U.S. District Judge James Robertson dismissed several aspects of the case but said the three lawsuits sufficiently made the claim that the agency failed to safeguard personal information, as required by the Privacy Act.

“The government’s own evidence raises serious questions about the VA’s computer safeguards,” Robertson wrote, citing government reports that faulted the agency’s computer security years before the theft.

A laptop and hard drive were stolen last year during a burglary at the home of a Veterans Affairs employee. The equipment contained the names, Social Security numbers and birth dates of veterans discharged since 1975. It was the worst-ever breach of government data.

The equipment was later recovered and the FBI said the sensitive files were neither compromised nor accessed.

In the lawsuits, veterans said they suffered embarrassment, mental distress, emotional trauma and the threat of future identity theft.

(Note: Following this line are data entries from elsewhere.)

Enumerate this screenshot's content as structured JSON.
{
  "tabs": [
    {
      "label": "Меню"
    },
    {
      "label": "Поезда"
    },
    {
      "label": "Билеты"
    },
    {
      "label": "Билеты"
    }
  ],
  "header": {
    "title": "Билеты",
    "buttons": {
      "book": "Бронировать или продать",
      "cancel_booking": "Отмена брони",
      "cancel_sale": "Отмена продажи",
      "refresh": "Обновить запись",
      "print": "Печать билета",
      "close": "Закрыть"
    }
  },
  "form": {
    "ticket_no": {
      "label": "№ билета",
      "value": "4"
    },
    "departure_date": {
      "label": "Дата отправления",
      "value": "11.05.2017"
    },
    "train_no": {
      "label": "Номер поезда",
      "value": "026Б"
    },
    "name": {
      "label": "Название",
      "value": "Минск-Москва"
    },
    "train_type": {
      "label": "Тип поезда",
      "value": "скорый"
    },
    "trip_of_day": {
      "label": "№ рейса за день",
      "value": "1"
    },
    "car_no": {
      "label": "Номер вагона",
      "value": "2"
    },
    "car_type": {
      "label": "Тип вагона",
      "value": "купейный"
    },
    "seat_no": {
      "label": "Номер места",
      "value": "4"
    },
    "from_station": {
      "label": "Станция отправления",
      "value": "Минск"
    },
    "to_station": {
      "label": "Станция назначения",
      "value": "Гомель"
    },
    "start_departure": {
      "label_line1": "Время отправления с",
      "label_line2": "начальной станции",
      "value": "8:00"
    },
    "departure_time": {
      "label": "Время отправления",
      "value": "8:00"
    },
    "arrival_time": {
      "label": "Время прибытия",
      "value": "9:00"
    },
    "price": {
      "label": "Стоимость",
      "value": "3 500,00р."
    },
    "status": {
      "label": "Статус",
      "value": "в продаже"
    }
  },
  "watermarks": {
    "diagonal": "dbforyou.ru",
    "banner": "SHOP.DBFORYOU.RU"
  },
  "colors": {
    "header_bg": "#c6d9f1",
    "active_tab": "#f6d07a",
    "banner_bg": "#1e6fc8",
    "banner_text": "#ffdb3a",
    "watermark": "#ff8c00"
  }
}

Some said they also had to pay for credit-monitoring services.

The Justice Department, which represents federal agencies in lawsuits, had asked the case be dismissed. Robertson agreed on some counts: He threw out claims of constitutional violations, said the theft did not qualify as an “unauthorized disclosure” under the Privacy Act and said only individual veterans — not organizations — can sue.

The lawsuits have been filed as potential class-action cases representing every veteran whose data was released.